The survey questions covered daily milk volume, milk cooling & energy usage, milk supply chain, involvement of local communities, potential of transforming diesel based electricity supply to solar PV, and opportunities for enhancing electricity access for local off-grid communities using MCC PV-systems as energy hubs.
PV energy system modelling
A range of PV systems were modelled for two study MCCs, which considered the cooling load requirements for milk processing along with the other productive uses requirements. Productive uses include, (i) water purification, (ii) e-bike charging, and (iii) MCC as a charging hub for battery-as-a-service for community electrification.
The University of Southampton team also carried out extensive modelling and analysis for, (i) rain water harvesting, and (ii) thermal modelling for solar collector for hot water, and milk chiller cooling performance using TRNSYS.
Remote monitoring & data logging
The research team installed a state-of-the-art monitoring and control system to understand the performance of the installed 20kWp PV-battery system in (i) serving cooling load, (ii) its potential to support other productive loads and (iii) linking availability of spare electricity on MCC community-energy portal.
Despite many challenges posed by COVID-19, the DeSiRABLE team successfully installed a 20kWp PV-battery system with the existing diesel generator kept solely as backup. Based on our modelling and analysis, (i) the standby generator should only be used for 5.5% of annual operational hours, and (ii) the PV system will be able to support productive applications as well as electricity access for local families through a battery-as-a-service scheme.

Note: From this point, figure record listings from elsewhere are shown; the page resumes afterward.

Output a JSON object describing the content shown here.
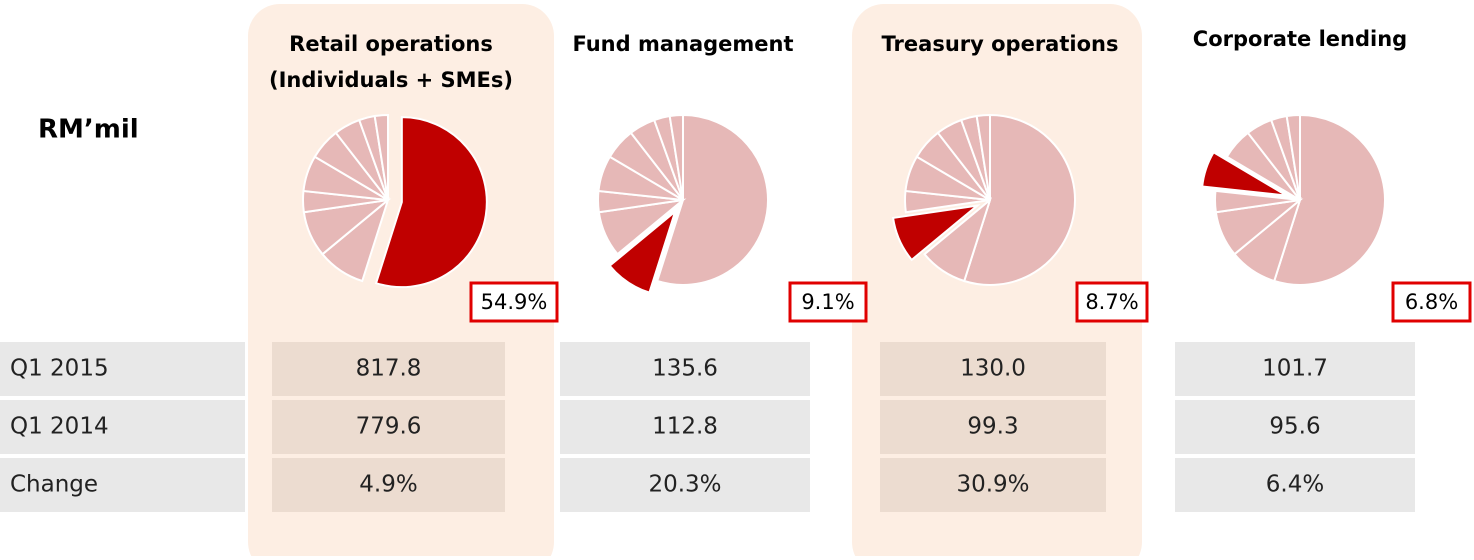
{
  "unit_label": "RM’mil",
  "chart_data": [
    {
      "type": "pie",
      "title": [
        "Retail operations",
        "(Individuals + SMEs)"
      ],
      "values": [
        54.9,
        9.1,
        8.7,
        4.0,
        6.8,
        6.0,
        5.0,
        3.0,
        2.5
      ],
      "highlight": 0,
      "highlight_label": "54.9%",
      "color": "#e6b8b7",
      "highlight_color": "#c00000"
    },
    {
      "type": "pie",
      "title": [
        "Fund management"
      ],
      "values": [
        54.9,
        9.1,
        8.7,
        4.0,
        6.8,
        6.0,
        5.0,
        3.0,
        2.5
      ],
      "highlight": 1,
      "highlight_label": "9.1%",
      "color": "#e6b8b7",
      "highlight_color": "#c00000"
    },
    {
      "type": "pie",
      "title": [
        "Treasury operations"
      ],
      "values": [
        54.9,
        9.1,
        8.7,
        4.0,
        6.8,
        6.0,
        5.0,
        3.0,
        2.5
      ],
      "highlight": 2,
      "highlight_label": "8.7%",
      "color": "#e6b8b7",
      "highlight_color": "#c00000"
    },
    {
      "type": "pie",
      "title": [
        "Corporate lending"
      ],
      "values": [
        54.9,
        9.1,
        8.7,
        4.0,
        6.8,
        6.0,
        5.0,
        3.0,
        2.5
      ],
      "highlight": 4,
      "highlight_label": "6.8%",
      "color": "#e6b8b7",
      "highlight_color": "#c00000"
    }
  ],
  "table": {
    "rows": [
      [
        "Q1 2015",
        "817.8",
        "135.6",
        "130.0",
        "101.7"
      ],
      [
        "Q1 2014",
        "779.6",
        "112.8",
        "99.3",
        "95.6"
      ],
      [
        "Change",
        "4.9%",
        "20.3%",
        "30.9%",
        "6.4%"
      ]
    ]
  }
}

The PV-battery system consists of:
- 20kWp PV panels
- 3 x 8KVA Victron off-grid inverter-chargers
- 1 x 15kW Fronius grid-tie inverter
- 2 x 150 35 Victron MPPT charge controllers
- 60kWh Li-ion battery bank
Initial outcomes of the energy system modelling and business models have been presented in international conferences, with additional reports and publications being prepared.

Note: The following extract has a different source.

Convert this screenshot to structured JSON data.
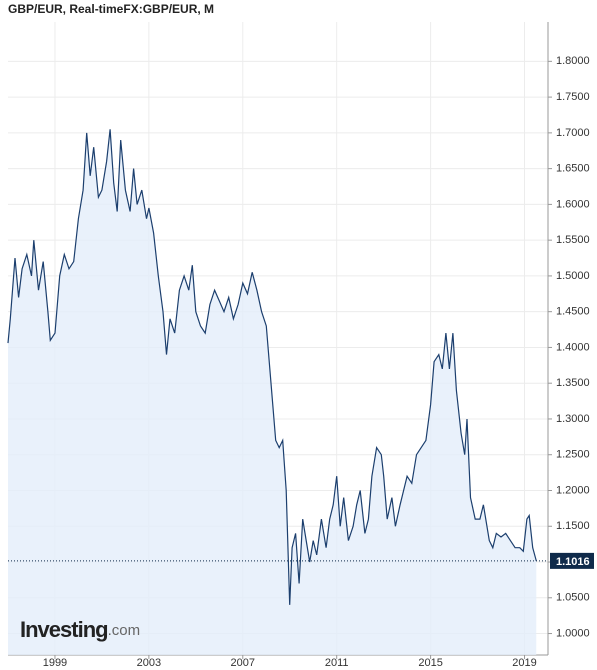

Professor AbuBakr Bahaj presented his paper Enhancing sustainable off-grid rural electrification through PV based electrification of Milk Collection Centres in Rwanda at the International Conference on Sustainable Energy Technologies (SET 2022), hosted in Istanbul, Turker from 16-18 August 2022 . His presentation indicated that DeSiRABLE’s innovative approach of electrification within the MCC can offer grid price parity for the PV systems, which is estimated to be USD 0.25/kWh. Similar approaches can be replicated for different agricultural anchor base loads in Rwanda and other African countries to support SDG-7 and other related SDGs through multiplier effects.